Insolvenz von Überkinger:Flasche leer

135 Liter Mineralwasser trinkt jeder Deutsche jährlich. Es ist ein hart umkämpfter Markt, auf dem vor allem die Discounter ein gutes Geschäft machen. Nun hat mit Überkinger einer der traditionellen Abfüller Insolvenz angemeldet. Das Unternehmen hat in den vergangenen 30 Jahren nahezu jeden Trend verpasst.

Uwe Ritzer

In den siebziger Jahren ist Überkinger in Süddeutschland in etwa das gewesen, was Tesa bei Klebestreifen und Tempo bei Taschentüchern bis heute sind: Überkinger stand für eine ganze Produktgruppe, für Mineralwasser - von dem jeder Deutsche damals allerdings gerade mal 12, 13 Liter pro Jahr trank. Inzwischen sind es mehr als 135 Liter. Aber je mehr Mineralwasser die Deutschen kauften, desto seltener war es Überkinger Mineralbrunnen. Nun meldete das Unternehmen beim zuständigen Amtsgericht im schwäbischen Göppingen Insolvenz an.

Dosen Flaschen Pfand Einweg Mehrweg

In einem Ranking der Lebensmittel Zeitung mit den 40 größten deutschen Mineralbrunnen kam Überkinger 2011 nicht einmal mehr vor.

(Foto: dpa/dpaweb)

Das Traditionsunternehmen kam damit der Zahlungsunfähigkeit zuvor, die unmittelbar bevorstand. In Abstimmung mit einem vorab gebildeten vorläufigen Gläubigerausschuss will sich die Firma in einer Planinsolvenz selbst retten.

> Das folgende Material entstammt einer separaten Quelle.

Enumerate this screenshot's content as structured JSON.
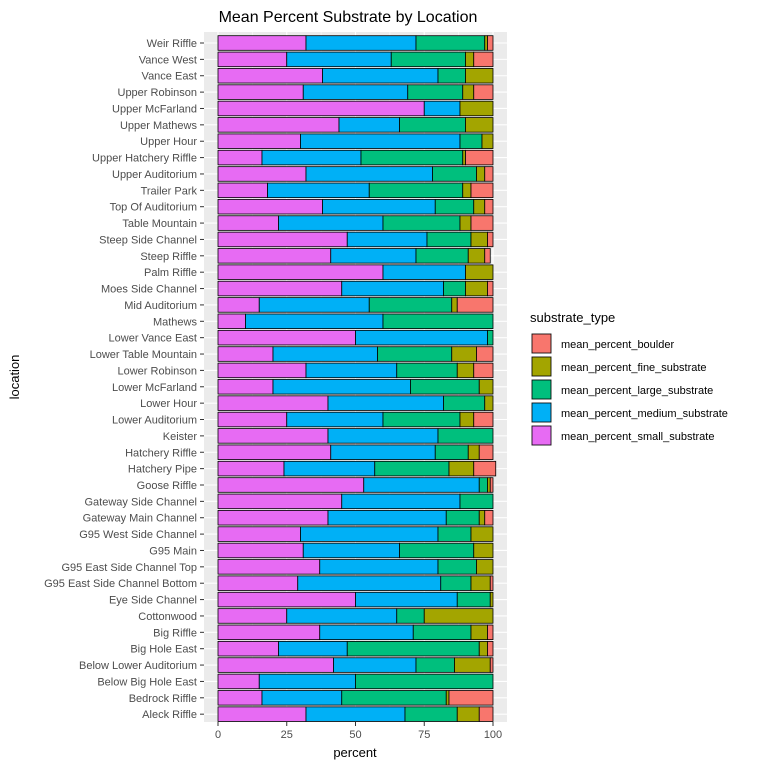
{
  "chart_data": {
    "type": "bar",
    "orientation": "horizontal",
    "stacked": true,
    "title": "Mean Percent Substrate by Location",
    "xlabel": "percent",
    "ylabel": "location",
    "xlim": [
      0,
      100
    ],
    "xticks": [
      "0",
      "25",
      "50",
      "75",
      "100"
    ],
    "grid": true,
    "legend_position": "right",
    "legend_title": "substrate_type",
    "legend_order": [
      "mean_percent_boulder",
      "mean_percent_fine_substrate",
      "mean_percent_large_substrate",
      "mean_percent_medium_substrate",
      "mean_percent_small_substrate"
    ],
    "colors": {
      "mean_percent_small_substrate": "#E76BF3",
      "mean_percent_medium_substrate": "#00B0F6",
      "mean_percent_large_substrate": "#00BF7D",
      "mean_percent_fine_substrate": "#A3A500",
      "mean_percent_boulder": "#F8766D"
    },
    "categories": [
      "Weir Riffle",
      "Vance West",
      "Vance East",
      "Upper Robinson",
      "Upper McFarland",
      "Upper Mathews",
      "Upper Hour",
      "Upper Hatchery Riffle",
      "Upper Auditorium",
      "Trailer Park",
      "Top Of Auditorium",
      "Table Mountain",
      "Steep Side Channel",
      "Steep Riffle",
      "Palm Riffle",
      "Moes Side Channel",
      "Mid Auditorium",
      "Mathews",
      "Lower Vance East",
      "Lower Table Mountain",
      "Lower Robinson",
      "Lower McFarland",
      "Lower Hour",
      "Lower Auditorium",
      "Keister",
      "Hatchery Riffle",
      "Hatchery Pipe",
      "Goose Riffle",
      "Gateway Side Channel",
      "Gateway Main Channel",
      "G95 West Side Channel",
      "G95 Main",
      "G95 East Side Channel Top",
      "G95 East Side Channel Bottom",
      "Eye Side Channel",
      "Cottonwood",
      "Big Riffle",
      "Big Hole East",
      "Below Lower Auditorium",
      "Below Big Hole East",
      "Bedrock Riffle",
      "Aleck Riffle"
    ],
    "series": [
      {
        "name": "mean_percent_small_substrate",
        "values": [
          32,
          25,
          38,
          31,
          75,
          44,
          30,
          16,
          32,
          18,
          38,
          22,
          47,
          41,
          60,
          45,
          15,
          10,
          50,
          20,
          32,
          20,
          40,
          25,
          40,
          41,
          24,
          53,
          45,
          40,
          30,
          31,
          37,
          29,
          50,
          25,
          37,
          22,
          42,
          15,
          16,
          32
        ]
      },
      {
        "name": "mean_percent_medium_substrate",
        "values": [
          40,
          38,
          42,
          38,
          13,
          22,
          58,
          36,
          46,
          37,
          41,
          38,
          29,
          31,
          30,
          37,
          40,
          50,
          48,
          38,
          33,
          50,
          42,
          35,
          40,
          38,
          33,
          42,
          43,
          43,
          50,
          35,
          43,
          52,
          37,
          40,
          34,
          25,
          30,
          35,
          29,
          36
        ]
      },
      {
        "name": "mean_percent_large_substrate",
        "values": [
          25,
          27,
          10,
          20,
          0,
          24,
          8,
          37,
          16,
          34,
          14,
          28,
          16,
          19,
          0,
          8,
          30,
          40,
          2,
          27,
          22,
          25,
          15,
          28,
          20,
          12,
          27,
          3,
          12,
          12,
          12,
          27,
          14,
          11,
          12,
          10,
          21,
          48,
          14,
          50,
          38,
          19
        ]
      },
      {
        "name": "mean_percent_fine_substrate",
        "values": [
          1,
          3,
          10,
          4,
          12,
          10,
          4,
          1,
          3,
          3,
          4,
          4,
          6,
          6,
          10,
          8,
          2,
          0,
          0,
          9,
          6,
          5,
          3,
          5,
          0,
          4,
          9,
          1,
          0,
          2,
          8,
          7,
          6,
          7,
          1,
          25,
          6,
          3,
          13,
          0,
          1,
          8
        ]
      },
      {
        "name": "mean_percent_boulder",
        "values": [
          2,
          7,
          0,
          7,
          0,
          0,
          0,
          10,
          3,
          8,
          3,
          8,
          2,
          2,
          0,
          2,
          13,
          0,
          0,
          6,
          7,
          0,
          0,
          7,
          0,
          5,
          8,
          1,
          0,
          3,
          0,
          0,
          0,
          1,
          0,
          0,
          2,
          2,
          1,
          0,
          16,
          5
        ]
      }
    ]
  }
}
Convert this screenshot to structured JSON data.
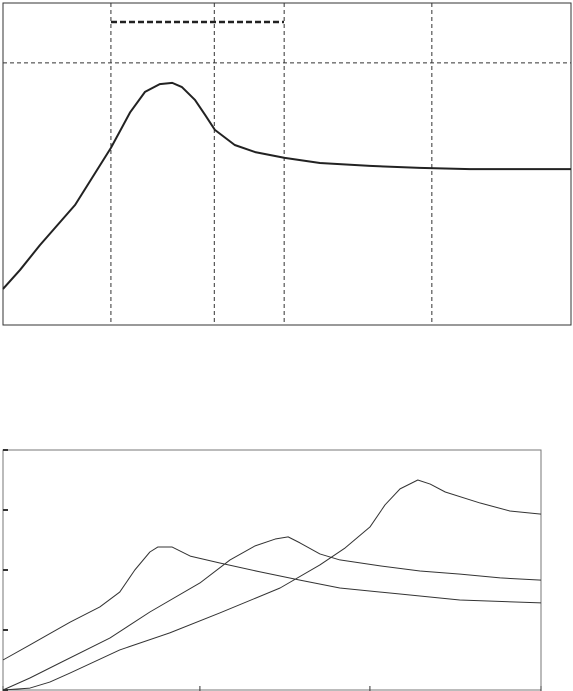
{
  "chart_data": [
    {
      "type": "line",
      "grid": true,
      "color": "#222222",
      "xlim": [
        0,
        100
      ],
      "ylim": [
        0,
        100
      ],
      "xticks": [
        19,
        37.2,
        49.5,
        75.5
      ],
      "yticks": [
        81.4
      ],
      "x": [
        0,
        3,
        6.5,
        12.7,
        19,
        22.4,
        25,
        27.6,
        29.8,
        31.5,
        33.8,
        35.6,
        37.3,
        40.8,
        44.4,
        49.6,
        55.8,
        64.6,
        73.4,
        82.2,
        100
      ],
      "values": [
        11.2,
        17.1,
        24.8,
        37.3,
        55,
        66.1,
        72.4,
        74.8,
        75.2,
        73.9,
        69.9,
        65.2,
        60.6,
        55.9,
        53.7,
        51.9,
        50.3,
        49.4,
        48.8,
        48.4,
        48.4
      ]
    },
    {
      "type": "line",
      "grid": false,
      "xlim": [
        0,
        100
      ],
      "ylim": [
        0,
        100
      ],
      "xticks": [
        0,
        36.6,
        68.2,
        100
      ],
      "yticks": [
        0,
        25,
        50,
        75,
        100
      ],
      "series": [
        {
          "color": "#333333",
          "x": [
            0,
            5,
            12.5,
            18,
            21.7,
            24.5,
            27.3,
            28.8,
            31.4,
            34.8,
            40.3,
            47.8,
            55.2,
            62.6,
            73.8,
            84.9,
            100
          ],
          "values": [
            12.5,
            18.8,
            28.3,
            34.6,
            40.8,
            50,
            57.5,
            59.6,
            59.6,
            55.8,
            52.9,
            49.2,
            45.8,
            42.5,
            40,
            37.5,
            36.3
          ]
        },
        {
          "color": "#333333",
          "x": [
            0,
            5,
            10.6,
            19.9,
            27.3,
            36.6,
            42.2,
            46.8,
            50.6,
            53,
            55.2,
            58.9,
            62.6,
            70.1,
            77.5,
            85,
            92.4,
            100
          ],
          "values": [
            0,
            5,
            11.3,
            21.7,
            32.5,
            44.6,
            54.2,
            60,
            62.9,
            63.8,
            61.3,
            56.7,
            54.2,
            51.7,
            49.6,
            48.3,
            46.7,
            45.8
          ]
        },
        {
          "color": "#333333",
          "x": [
            0,
            5,
            8.7,
            12.5,
            21.7,
            31,
            40.3,
            51.5,
            58.9,
            63.6,
            68.2,
            71,
            73.8,
            77.1,
            79.4,
            82.2,
            88.7,
            94.2,
            100
          ],
          "values": [
            0,
            0.8,
            3.3,
            7.1,
            16.7,
            23.8,
            32.1,
            42.5,
            52.1,
            59.2,
            67.9,
            77.1,
            83.8,
            87.5,
            85.8,
            82.5,
            77.9,
            74.6,
            73.3
          ]
        }
      ]
    }
  ]
}
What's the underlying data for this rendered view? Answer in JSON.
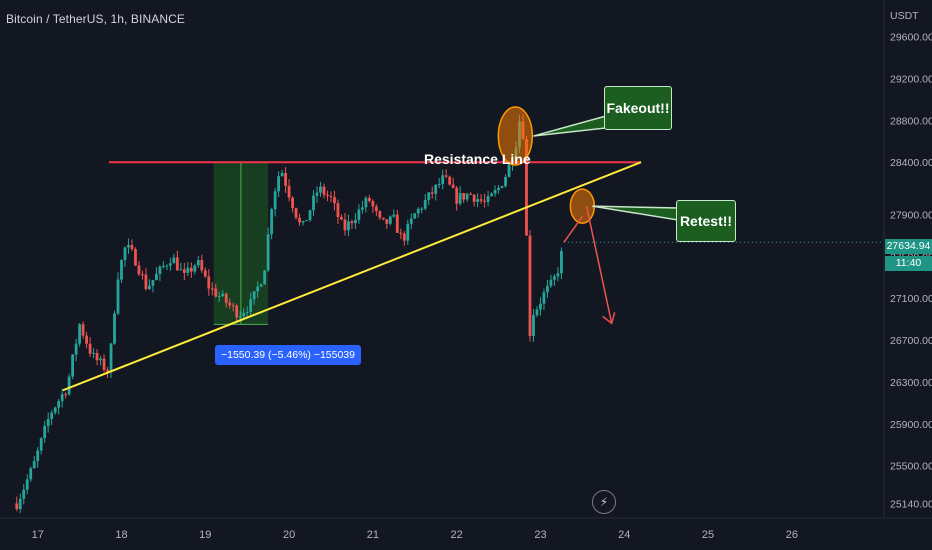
{
  "symbol": "Bitcoin / TetherUS, 1h, BINANCE",
  "chart_data": {
    "type": "candlestick",
    "currency": "USDT",
    "x_unit": "days",
    "x_ticks": [
      "17",
      "18",
      "19",
      "20",
      "21",
      "22",
      "23",
      "24",
      "25",
      "26"
    ],
    "y_ticks": [
      "29600.00",
      "29200.00",
      "28800.00",
      "28400.00",
      "27900.00",
      "27500.00",
      "27100.00",
      "26700.00",
      "26300.00",
      "25900.00",
      "25500.00",
      "25140.00"
    ],
    "y_tick_values": [
      29600,
      29200,
      28800,
      28400,
      27900,
      27500,
      27100,
      26700,
      26300,
      25900,
      25500,
      25140
    ],
    "ylim": [
      25000,
      29950
    ],
    "xlim": [
      16.55,
      27.1
    ],
    "current_price": "27634.94",
    "countdown": "11:40",
    "price_path": [
      [
        16.75,
        25140
      ],
      [
        16.95,
        25500
      ],
      [
        17.15,
        26000
      ],
      [
        17.35,
        26250
      ],
      [
        17.5,
        26850
      ],
      [
        17.65,
        26550
      ],
      [
        17.85,
        26400
      ],
      [
        17.95,
        27300
      ],
      [
        18.05,
        27600
      ],
      [
        18.15,
        27500
      ],
      [
        18.3,
        27200
      ],
      [
        18.45,
        27350
      ],
      [
        18.6,
        27500
      ],
      [
        18.75,
        27300
      ],
      [
        18.9,
        27450
      ],
      [
        19.05,
        27200
      ],
      [
        19.2,
        27100
      ],
      [
        19.4,
        26950
      ],
      [
        19.55,
        27050
      ],
      [
        19.7,
        27350
      ],
      [
        19.8,
        28050
      ],
      [
        19.9,
        28350
      ],
      [
        20.0,
        28100
      ],
      [
        20.15,
        27750
      ],
      [
        20.35,
        28150
      ],
      [
        20.5,
        28050
      ],
      [
        20.65,
        27750
      ],
      [
        20.8,
        27900
      ],
      [
        20.95,
        28050
      ],
      [
        21.1,
        27800
      ],
      [
        21.25,
        27850
      ],
      [
        21.35,
        27650
      ],
      [
        21.5,
        27900
      ],
      [
        21.7,
        28100
      ],
      [
        21.85,
        28250
      ],
      [
        22.0,
        28050
      ],
      [
        22.15,
        28100
      ],
      [
        22.35,
        28000
      ],
      [
        22.5,
        28150
      ],
      [
        22.6,
        28300
      ],
      [
        22.7,
        28550
      ],
      [
        22.75,
        28800
      ],
      [
        22.8,
        28650
      ],
      [
        22.83,
        27900
      ],
      [
        22.85,
        26600
      ],
      [
        22.9,
        26950
      ],
      [
        22.95,
        27000
      ],
      [
        23.05,
        27150
      ],
      [
        23.15,
        27250
      ],
      [
        23.22,
        27400
      ],
      [
        23.28,
        27634.94
      ]
    ],
    "resistance_line": {
      "label": "Resistance Line",
      "from": [
        17.85,
        28400
      ],
      "to": [
        24.2,
        28400
      ]
    },
    "trend_line": {
      "from": [
        17.3,
        26220
      ],
      "to": [
        24.2,
        28400
      ]
    },
    "measure_box": {
      "from": [
        19.1,
        28400
      ],
      "to": [
        19.75,
        26850
      ],
      "label": "−1550.39 (−5.46%) −155039"
    },
    "annotations": [
      {
        "text": "Fakeout!!",
        "at": [
          22.7,
          28650
        ]
      },
      {
        "text": "Retest!!",
        "at": [
          23.5,
          27980
        ]
      }
    ],
    "projection_arrow": {
      "from": [
        23.55,
        27980
      ],
      "to": [
        23.85,
        26860
      ]
    },
    "colors": {
      "background": "#131722",
      "up": "#26a69a",
      "down": "#ef5350",
      "resistance": "#f23645",
      "trend": "#ffeb3b",
      "measure": "#1b5e20",
      "label": "#2962ff",
      "marker": "#f57c00"
    }
  }
}
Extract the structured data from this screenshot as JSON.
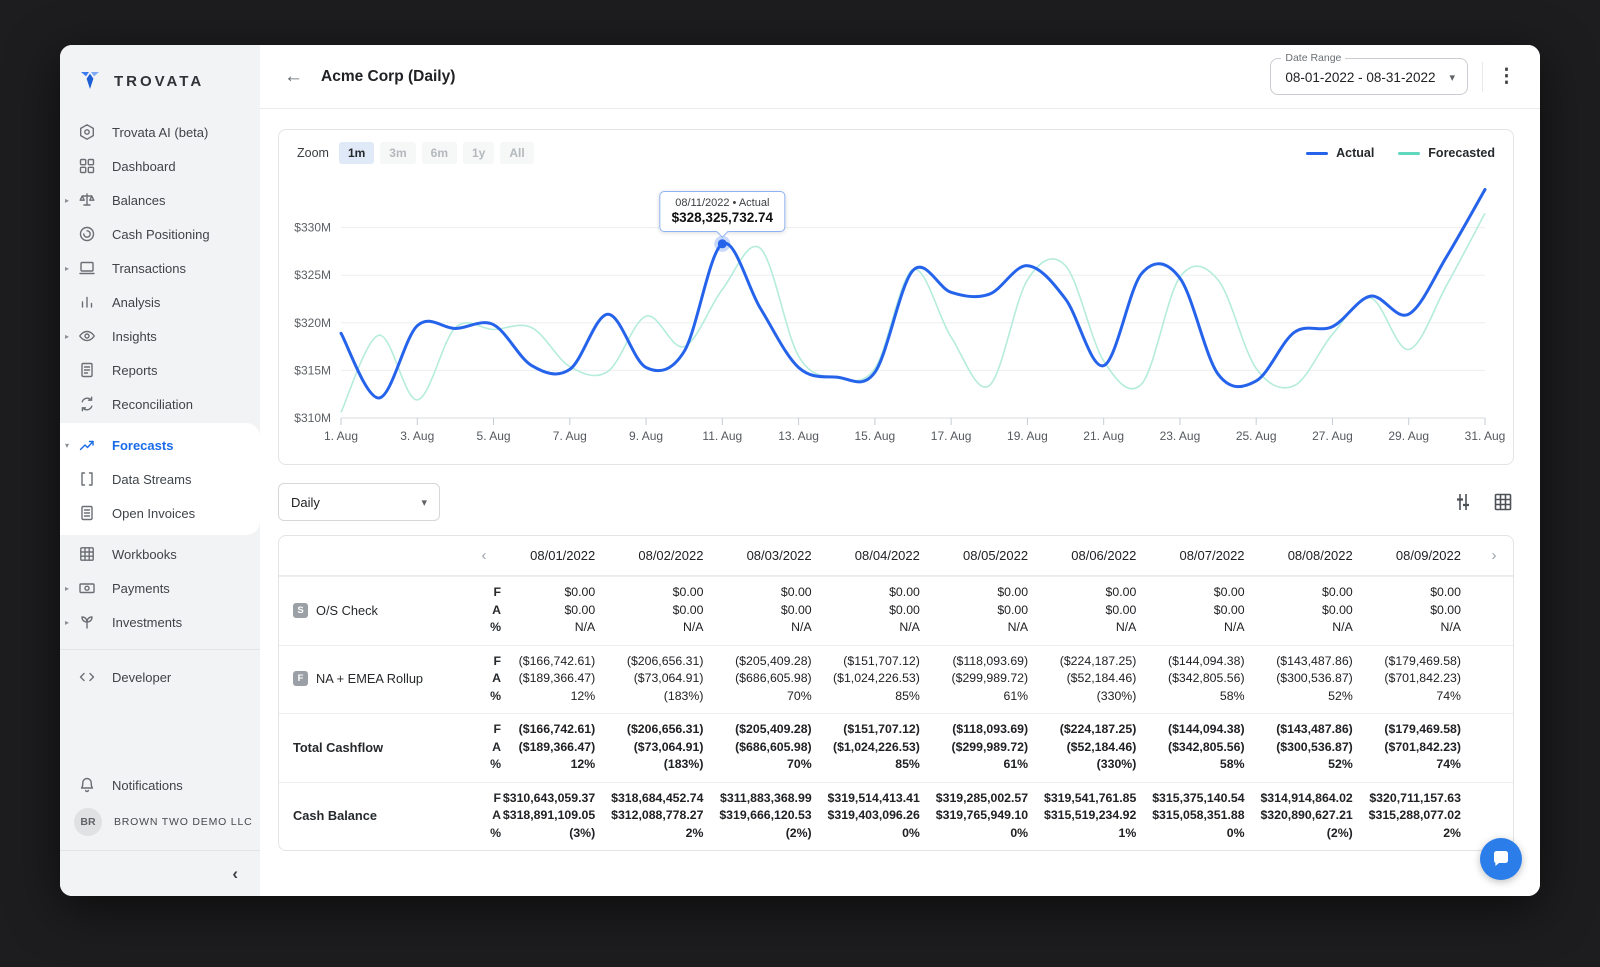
{
  "brand": {
    "name": "TROVATA"
  },
  "icons": {
    "back": "←",
    "kebab": "⋮",
    "select_caret": "▾",
    "field_caret": "▾",
    "caret_right": "▸",
    "caret_down": "▾",
    "prev": "‹",
    "next": "›",
    "collapse": "‹"
  },
  "sidebar": {
    "items": [
      {
        "label": "Trovata AI (beta)",
        "icon": "trovata-ai"
      },
      {
        "label": "Dashboard",
        "icon": "dashboard"
      },
      {
        "label": "Balances",
        "icon": "balances",
        "caret": "right"
      },
      {
        "label": "Cash Positioning",
        "icon": "cash-positioning"
      },
      {
        "label": "Transactions",
        "icon": "transactions",
        "caret": "right"
      },
      {
        "label": "Analysis",
        "icon": "analysis"
      },
      {
        "label": "Insights",
        "icon": "insights",
        "caret": "right"
      },
      {
        "label": "Reports",
        "icon": "reports"
      },
      {
        "label": "Reconciliation",
        "icon": "reconciliation"
      },
      {
        "label": "Forecasts",
        "icon": "forecasts",
        "caret": "down",
        "active": true,
        "group": true
      },
      {
        "label": "Data Streams",
        "icon": "data-streams",
        "group": true
      },
      {
        "label": "Open Invoices",
        "icon": "open-invoices",
        "group": true
      },
      {
        "label": "Workbooks",
        "icon": "workbooks"
      },
      {
        "label": "Payments",
        "icon": "payments",
        "caret": "right"
      },
      {
        "label": "Investments",
        "icon": "investments",
        "caret": "right"
      }
    ],
    "developer": {
      "label": "Developer",
      "icon": "developer"
    },
    "notifications": {
      "label": "Notifications",
      "icon": "bell"
    },
    "account": {
      "initials": "BR",
      "name": "BROWN TWO DEMO LLC"
    }
  },
  "header": {
    "title": "Acme Corp (Daily)",
    "date_range": {
      "label": "Date Range",
      "value": "08-01-2022 - 08-31-2022"
    }
  },
  "chart_ui": {
    "zoom_label": "Zoom",
    "zoom_options": [
      "1m",
      "3m",
      "6m",
      "1y",
      "All"
    ],
    "zoom_selected": "1m"
  },
  "chart_data": {
    "type": "line",
    "x": [
      1,
      2,
      3,
      4,
      5,
      6,
      7,
      8,
      9,
      10,
      11,
      12,
      13,
      14,
      15,
      16,
      17,
      18,
      19,
      20,
      21,
      22,
      23,
      24,
      25,
      26,
      27,
      28,
      29,
      30,
      31
    ],
    "x_tick_labels": [
      "1. Aug",
      "3. Aug",
      "5. Aug",
      "7. Aug",
      "9. Aug",
      "11. Aug",
      "13. Aug",
      "15. Aug",
      "17. Aug",
      "19. Aug",
      "21. Aug",
      "23. Aug",
      "25. Aug",
      "27. Aug",
      "29. Aug",
      "31. Aug"
    ],
    "y_ticks": [
      310,
      315,
      320,
      325,
      330
    ],
    "y_tick_labels": [
      "$310M",
      "$315M",
      "$320M",
      "$325M",
      "$330M"
    ],
    "ylim": [
      310,
      335
    ],
    "unit": "USD millions",
    "grid": "horizontal",
    "legend_position": "top-right",
    "series": [
      {
        "name": "Actual",
        "color": "#2563eb",
        "line_color": "#2563eb",
        "values": [
          318.9,
          312.1,
          319.7,
          319.4,
          319.8,
          315.5,
          315.1,
          320.9,
          315.3,
          317.0,
          328.3,
          321.5,
          315.3,
          314.3,
          314.8,
          325.5,
          323.2,
          323.0,
          326.0,
          322.5,
          315.5,
          325.2,
          324.7,
          314.6,
          313.9,
          319.0,
          319.6,
          322.8,
          320.9,
          327.0,
          334.0
        ]
      },
      {
        "name": "Forecasted",
        "color": "#5fd8bd",
        "line_color": "#b5ecdc",
        "values": [
          310.6,
          318.7,
          311.9,
          319.5,
          319.3,
          319.5,
          315.4,
          314.9,
          320.7,
          317.5,
          323.5,
          327.8,
          316.5,
          314.2,
          315.2,
          325.6,
          318.5,
          313.4,
          324.5,
          326.0,
          316.0,
          313.6,
          324.8,
          324.5,
          315.2,
          313.4,
          318.8,
          322.6,
          317.2,
          324.0,
          331.5
        ]
      }
    ],
    "tooltip": {
      "series": "Actual",
      "x": 11,
      "title": "08/11/2022 • Actual",
      "value": "$328,325,732.74"
    }
  },
  "table": {
    "period_selector": "Daily",
    "metric_keys": [
      "F",
      "A",
      "%"
    ],
    "dates": [
      "08/01/2022",
      "08/02/2022",
      "08/03/2022",
      "08/04/2022",
      "08/05/2022",
      "08/06/2022",
      "08/07/2022",
      "08/08/2022",
      "08/09/2022"
    ],
    "rows": [
      {
        "label": "O/S Check",
        "badge": "S",
        "bold": false,
        "F": [
          "$0.00",
          "$0.00",
          "$0.00",
          "$0.00",
          "$0.00",
          "$0.00",
          "$0.00",
          "$0.00",
          "$0.00"
        ],
        "A": [
          "$0.00",
          "$0.00",
          "$0.00",
          "$0.00",
          "$0.00",
          "$0.00",
          "$0.00",
          "$0.00",
          "$0.00"
        ],
        "pct": [
          "N/A",
          "N/A",
          "N/A",
          "N/A",
          "N/A",
          "N/A",
          "N/A",
          "N/A",
          "N/A"
        ]
      },
      {
        "label": "NA + EMEA Rollup",
        "badge": "F",
        "bold": false,
        "F": [
          "($166,742.61)",
          "($206,656.31)",
          "($205,409.28)",
          "($151,707.12)",
          "($118,093.69)",
          "($224,187.25)",
          "($144,094.38)",
          "($143,487.86)",
          "($179,469.58)"
        ],
        "A": [
          "($189,366.47)",
          "($73,064.91)",
          "($686,605.98)",
          "($1,024,226.53)",
          "($299,989.72)",
          "($52,184.46)",
          "($342,805.56)",
          "($300,536.87)",
          "($701,842.23)"
        ],
        "pct": [
          "12%",
          "(183%)",
          "70%",
          "85%",
          "61%",
          "(330%)",
          "58%",
          "52%",
          "74%"
        ]
      },
      {
        "label": "Total Cashflow",
        "badge": null,
        "bold": true,
        "F": [
          "($166,742.61)",
          "($206,656.31)",
          "($205,409.28)",
          "($151,707.12)",
          "($118,093.69)",
          "($224,187.25)",
          "($144,094.38)",
          "($143,487.86)",
          "($179,469.58)"
        ],
        "A": [
          "($189,366.47)",
          "($73,064.91)",
          "($686,605.98)",
          "($1,024,226.53)",
          "($299,989.72)",
          "($52,184.46)",
          "($342,805.56)",
          "($300,536.87)",
          "($701,842.23)"
        ],
        "pct": [
          "12%",
          "(183%)",
          "70%",
          "85%",
          "61%",
          "(330%)",
          "58%",
          "52%",
          "74%"
        ]
      },
      {
        "label": "Cash Balance",
        "badge": null,
        "bold": true,
        "F": [
          "$310,643,059.37",
          "$318,684,452.74",
          "$311,883,368.99",
          "$319,514,413.41",
          "$319,285,002.57",
          "$319,541,761.85",
          "$315,375,140.54",
          "$314,914,864.02",
          "$320,711,157.63"
        ],
        "A": [
          "$318,891,109.05",
          "$312,088,778.27",
          "$319,666,120.53",
          "$319,403,096.26",
          "$319,765,949.10",
          "$315,519,234.92",
          "$315,058,351.88",
          "$320,890,627.21",
          "$315,288,077.02"
        ],
        "pct": [
          "(3%)",
          "2%",
          "(2%)",
          "0%",
          "0%",
          "1%",
          "0%",
          "(2%)",
          "2%"
        ]
      }
    ]
  },
  "colors": {
    "accent_blue": "#2563eb",
    "forecast_teal": "#5fd8bd",
    "fab_blue": "#2b7de9",
    "sidebar_bg": "#f2f3f4"
  }
}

Das Gericht bestimmte den Ulmer Anwalt Martin Hörmann zum vorläufigen Sachwalter; der Münchner Unternehmensberater Nikolaus Röver fungiert als Bevollmächtigter für die Restrukturierung. Von den drei Geschäftsführern bleibt lediglich Rolf Glöckler übrig. Der Manager will die geplante Sanierung federführend umsetzen. 20 von zuletzt noch 60 Arbeitsplätzen werden gestrichen.

Glöckler bezeichnete es als wichtigstes Ziel, das Unternehmen zu stabilisieren und den Verkauf der Überkinger-Produkte wieder anzukurbeln. Die Gesellschafter, zu denen Glöckler selbst gehört, wollen zudem selbst noch einmal investieren. In welcher Höhe wurde nicht bekannt.

Zu lange Glas statt Plastik

Es ist nicht das erste Mal, dass die Gesellschafter einspringen müssen. Vom Mineralwasser-Boom hat Überkinger nie profitiert. Das Unternehmen verschlief den Übergang zur Pfandflasche aus Plastik. Man habe an keinem der großen Trends in den letzten 30 Jahren Anteil gehabt, sagte Glöckler. Er kaufte die Firma Anfang 2011 mit zwei weiteren Investoren für einen niedrigen, einstelligen Millionenbetrag der Mineralbrunnen AG ab. Die Marke Überkinger war zu diesem Zeitpunkt längst von Konkurrenten überholt worden. Etwa von den Eigenmarken der Discounter, bei denen die Deutschen bevorzugt ihr Mineralwasser kaufen.

In einem Ranking der Lebensmittel Zeitung mit den 40 größten deutschen Mineralbrunnen kam Überkinger 2011 nicht einmal mehr vor. Marktführer ist demnach die Lidl-Tochter MEG, gefolgt von der norddeutschen Hansa-Heemann AG und einer fränkisch-ostdeutschen Gruppe, Altmühltaler/Baruther/Breuna. Der Mineralwassermarkt ist hart umkämpft; die Preise sind im Keller.

Zuletzt machte die Firma aus Bad Überkingen monatlich einen Verlust von 150.000 Euro. Die Probleme sind auch hausgemacht. So baute das Unternehmen in den achtziger Jahren eine viel zu große Abfüllanlage, die nie auch nur annähernd ausgelastet war. Nach der Übernahme durch Glöckler und seine Partner verschärften sich die Probleme dadurch, dass für viel Geld die Marke überarbeitet wurde und ein neues EDV-System sowie Vertrieb, Außendienst und Logistik neu aufgebaut werden mussten.